I second @shipwrecks re: Richard Bertinet.
His books, "Dough" and "Crust" are geared for making bread without a mixer. I use his method exclusively now. Simplicity itself.
As others have said, pretty much any bread recipe can be made without machinery of any kind. My favorite is this crusty french boule recipe (http://vanillaandlace.blogspot.com/2010/03/chewy-crusty-french-boule.html)... scroll to the bottom (before the comments) for the hand-kneading instructions. Yum!
The best bread I've been making lately is from Artisan Bread in Five Minutes a Day. It doesn't require any kneading at all! It's so delicious my family fights over it.
Chuck Hughes at cookingchanneltv.com has a great no-knead bread recipe. I made it and it was pretty easy and very hearty and tasty.
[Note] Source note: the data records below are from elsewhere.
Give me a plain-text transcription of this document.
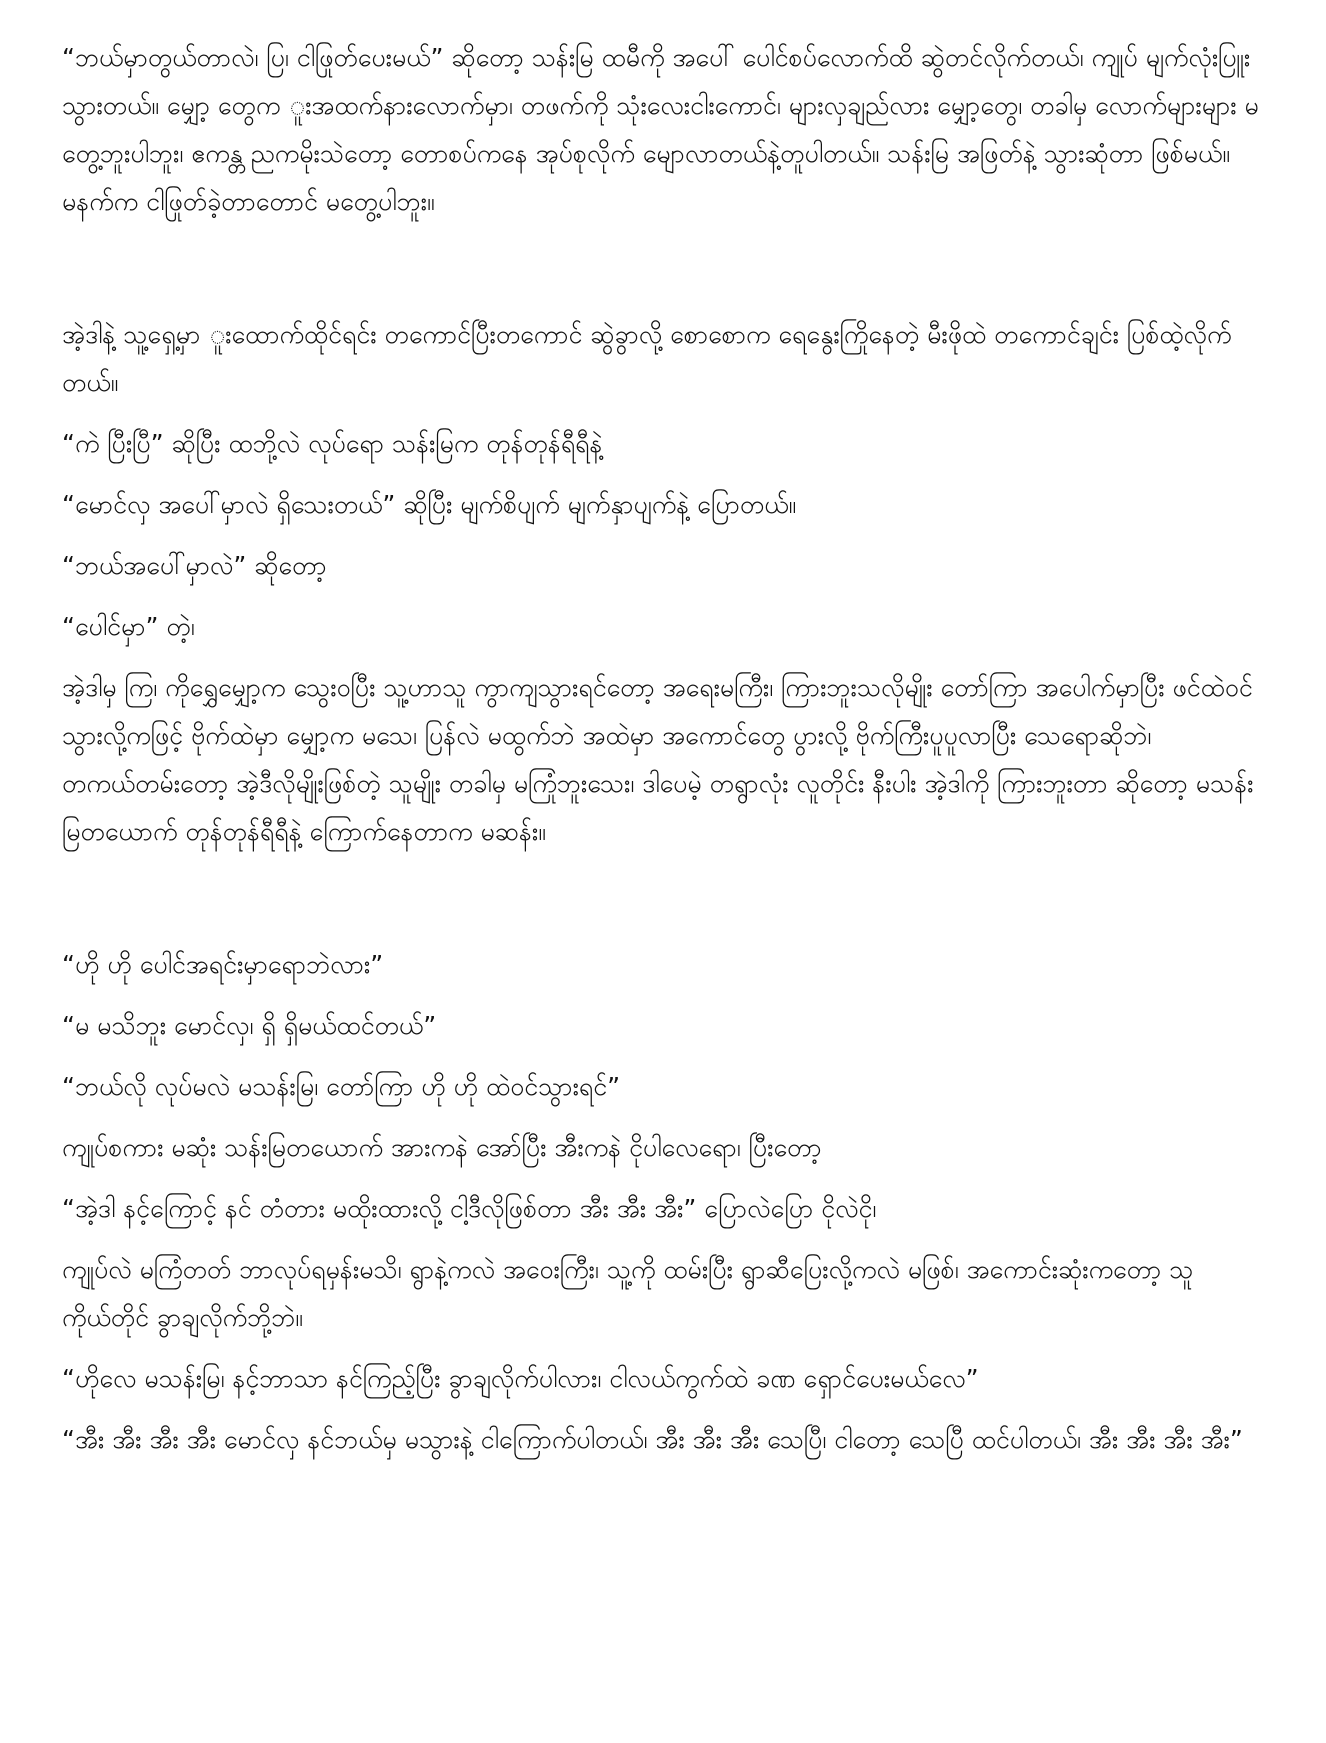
“ဘယ်မှာတွယ်တာလဲ၊ ပြ၊ ငါဖြုတ်ပေးမယ်” ဆိုတော့ သန်းမြ ထမီကို အပေါ် ပေါင်စပ်လောက်ထိ ဆွဲတင်လိုက်တယ်၊ ကျုပ် မျက်လုံးပြူးသွားတယ်။ မျှော့ တွေက ူးအထက်နားလောက်မှာ၊ တဖက်ကို သုံးလေးငါးကောင်၊ များလှချည်လား မျှော့တွေ၊ တခါမှ လောက်များများ မတွေ့ဘူးပါဘူး၊ ဧကန္တ ညကမိုးသဲတော့ တောစပ်ကနေ အုပ်စုလိုက် မျောလာတယ်နဲ့တူပါတယ်။ သန်းမြ အဖြတ်နဲ့ သွားဆုံတာ ဖြစ်မယ်။ မနက်က ငါဖြုတ်ခဲ့တာတောင် မတွေ့ပါဘူး။

အဲ့ဒါနဲ့ သူ့ရှေ့မှာ ူးထောက်ထိုင်ရင်း တကောင်ပြီးတကောင် ဆွဲခွာလို့ စောစောက ရေနွေးကြိုနေတဲ့ မီးဖိုထဲ တကောင်ချင်း ပြစ်ထဲ့လိုက်တယ်။

“ကဲ ပြီးပြီ” ဆိုပြီး ထဘို့လဲ လုပ်ရော သန်းမြက တုန်တုန်ရီရီနဲ့

“မောင်လှ အပေါ်မှာလဲ ရှိသေးတယ်” ဆိုပြီး မျက်စိပျက် မျက်နှာပျက်နဲ့ ပြောတယ်။

“ဘယ်အပေါ်မှာလဲ” ဆိုတော့

“ပေါင်မှာ” တဲ့၊

အဲ့ဒါမှ ကြ၊ ကိုရွှေမျှော့က သွေးဝပြီး သူ့ဟာသူ ကွာကျသွားရင်တော့ အရေးမကြီး၊ ကြားဘူးသလိုမျိုး တော်ကြာ အပေါက်မှာပြီး ဖင်ထဲဝင်သွားလို့ကဖြင့် ဗိုက်ထဲမှာ မျှော့က မသေ၊ ပြန်လဲ မထွက်ဘဲ အထဲမှာ အကောင်တွေ ပွားလို့ ဗိုက်ကြီးပူပူလာပြီး သေရောဆိုဘဲ၊ တကယ်တမ်းတော့ အဲ့ဒီလိုမျိုးဖြစ်တဲ့ သူမျိုး တခါမှ မကြုံဘူးသေး၊ ဒါပေမဲ့ တရွာလုံး လူတိုင်း နီးပါး အဲ့ဒါကို ကြားဘူးတာ ဆိုတော့ မသန်းမြတယောက် တုန်တုန်ရီရီနဲ့ ကြောက်နေတာက မဆန်း။

“ဟို ဟို ပေါင်အရင်းမှာရောဘဲလား”

“မ မသိဘူး မောင်လှ၊ ရှိ ရှိမယ်ထင်တယ်”

“ဘယ်လို လုပ်မလဲ မသန်းမြ၊ တော်ကြာ ဟို ဟို ထဲဝင်သွားရင်”

ကျုပ်စကား မဆုံး သန်းမြတယောက် အားကနဲ အော်ပြီး အီးကနဲ ငိုပါလေရော၊ ပြီးတော့

“အဲ့ဒါ နင့်ကြောင့် နင် တံတား မထိုးထားလို့ ငါ့ဒီလိုဖြစ်တာ အီး အီး အီး” ပြောလဲပြော ငိုလဲငို၊

ကျုပ်လဲ မကြံတတ် ဘာလုပ်ရမှန်းမသိ၊ ရွာနဲ့ကလဲ အဝေးကြီး၊ သူ့ကို ထမ်းပြီး ရွာဆီပြေးလို့ကလဲ မဖြစ်၊ အကောင်းဆုံးကတော့ သူကိုယ်တိုင် ခွာချလိုက်ဘို့ဘဲ။

“ဟိုလေ မသန်းမြ၊ နင့်ဘာသာ နင်ကြည့်ပြီး ခွာချလိုက်ပါလား၊ ငါလယ်ကွက်ထဲ ခဏ ရှောင်ပေးမယ်လေ”

“အီး အီး အီး အီး မောင်လှ နင်ဘယ်မှ မသွားနဲ့ ငါကြောက်ပါတယ်၊ အီး အီး အီး သေပြီ၊ ငါတော့ သေပြီ ထင်ပါတယ်၊ အီး အီး အီး အီး”
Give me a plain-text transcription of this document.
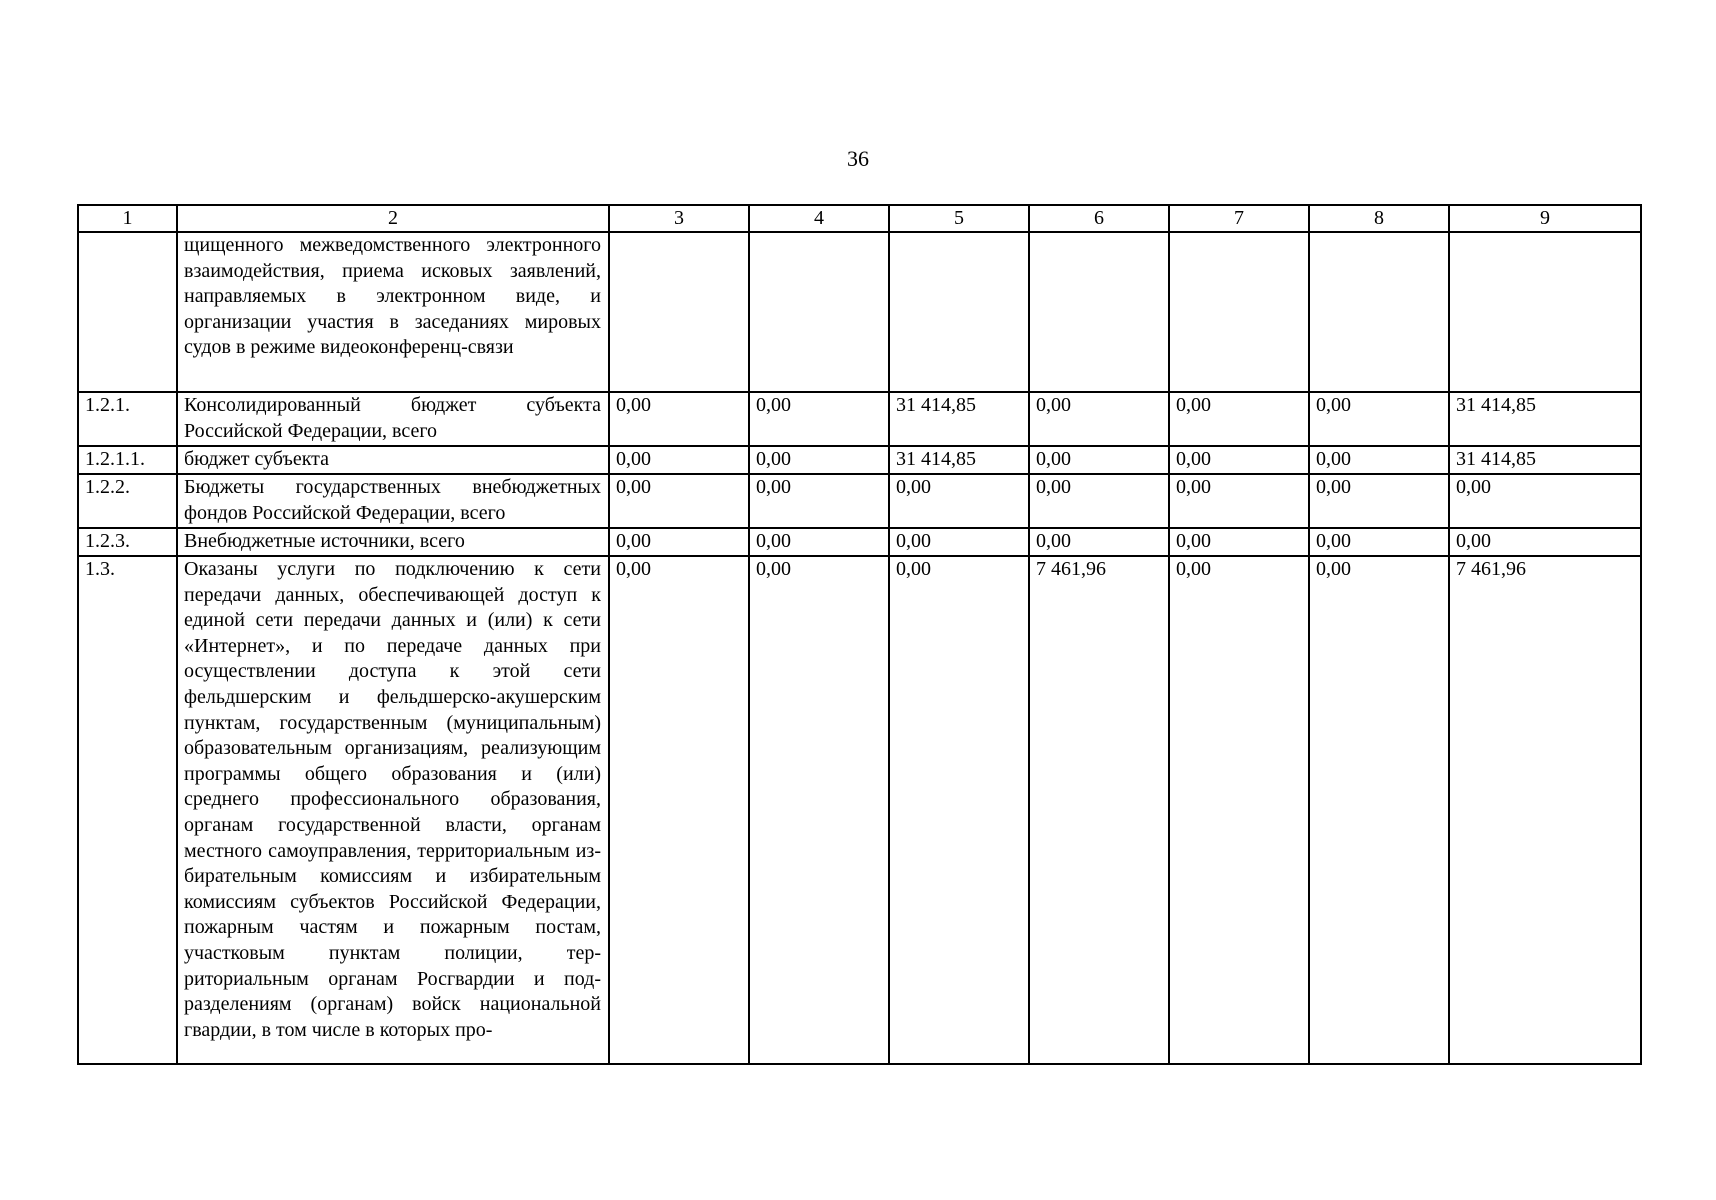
36
1	2	3	4	5	6	7	8	9
	щищенного межведомственного электронного взаимодействия, приема исковых заявлений, направляемых в электронном виде, и организации участия в заседаниях мировых судов в режиме видеоконференц-связи							
1.2.1.	Консолидированный бюджет субъекта Российской Федерации, всего	0,00	0,00	31 414,85	0,00	0,00	0,00	31 414,85
1.2.1.1.	бюджет субъекта	0,00	0,00	31 414,85	0,00	0,00	0,00	31 414,85
1.2.2.	Бюджеты государственных внебюджетных фондов Российской Федерации, всего	0,00	0,00	0,00	0,00	0,00	0,00	0,00
1.2.3.	Внебюджетные источники, всего	0,00	0,00	0,00	0,00	0,00	0,00	0,00
1.3.	Оказаны услуги по подключению к сети передачи данных, обеспечивающей доступ к единой сети передачи данных и (или) к сети «Интернет», и по передаче данных при осуществлении доступа к этой сети фельдшерским и фельдшерско-акушерским пунктам, государственным (муниципальным) образовательным организациям, реализующим программы общего образования и (или) среднего профессионального образования, органам государственной власти, органам местного самоуправления, территориальным избирательным комиссиям и избирательным комиссиям субъектов Российской Федерации, пожарным частям и пожарным постам, участковым пунктам полиции, территориальным органам Росгвардии и подразделениям (органам) войск национальной гвардии, в том числе в которых про-	0,00	0,00	0,00	7 461,96	0,00	0,00	7 461,96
No, you cannot make bread without a stand mixer. Before stand mixers were invented there was no such thing as bread. People chewed wheat kernels and downed them with large glasses of water that they extracted from tears because there were no water faucets. Then one day, Leonardo da Vinci and Thomas Edison decided to invent these things. Then Erma Rombauer figured out how to make bread with a stand mixer, but only after Julia Child taught her how to grind wheat between two stones.
Ha Charlotte! I was thinking the same thing while reading the OP and many of the responses.
Stand mixers make kneading easier, of course, but kneading is still kneading, however you do it. My 8th graders make both bread and pizza dough by hand. No mixers involved. Just stainless mixing bowls and wooden spoons.
Anyone with a cursory knowledge of Google can figure out how to knead bread by hand. There is no magic the mixer puts into the dough to make it bread.
I third (or fourth?) Bernard Clayton's book. I've got an older edition from the 80s that I found at a thrift store, but it's really good - he does divide the recipes up into instructions for hand mixing, with a stand mixer, and with an electric mixer.
My favorite of his recipes is Old Order Amish bread - a soft white sandwich bread (not Wonderbread soft, though) with great flavor that requires no milk or butter. Here's my link: http://citygirlcountryfood.wordpress.com/2011/01/12/old-order-amish-bread/
It's only the third kind of yeast bread I've ever tried - the first being sweet hot milk-type dinner rolls and the second being a seriously dense and deliciously whole-grain-y Icelandic Brown bread.
I must instinctively know how to knead bread, because I have no idea where I learned (watching Julia Child or someone maybe?). But once you get a rhythm and with the right table/counter height, it's a breeze. My counters are a bit to high, but I just go up on my tippy toes for the down-thrust of the kneading.
Yeast bread is easier than you think. You just need time and some clean counter space. Good luck!
Like many of the posters above, I do my bread by hand. In college, I didn't have the funds or space for a mixer, and now, the quiet handwork is soothing. I like the better feel for the dough that I get too.
But I do want to point out - while books and other tools can be handy, you really don't need anything special. I use a glass bowl (as bread doesn't seem to rise in plastic), a pyrex measuring glass for the milk and butter, and my hand.
I would like to strongly second the Tassajara Bread Book recommendation. Even if you don't want to use their specific recipe, the instructions will teach you how to "really" make bread. The instructions are extremely detailed and easy to understand and follow. More importantly you will fully understand the basic techniques involved in bread making once you have tried it once or twice.
Plus, if you want to make 100% whole wheat bread nothing beats the basic recipe. I mean nothing!
http://www.farmgirlfare.com/2011/01/farmhouse-white-easy-basic-white.html
She explains things step by step and helps build confidence to a novice breadmaker.
Sorry if this is a stupid question, but can't you just easily figure out how to convert the recipe? All you would do, I imagine, is instead of mixing it for X minutes on Y speed, just mix it in a bowl and knead it by hand. How hard is that?
Artisan Bread in 5 Minutes a Day will change your life. No joke.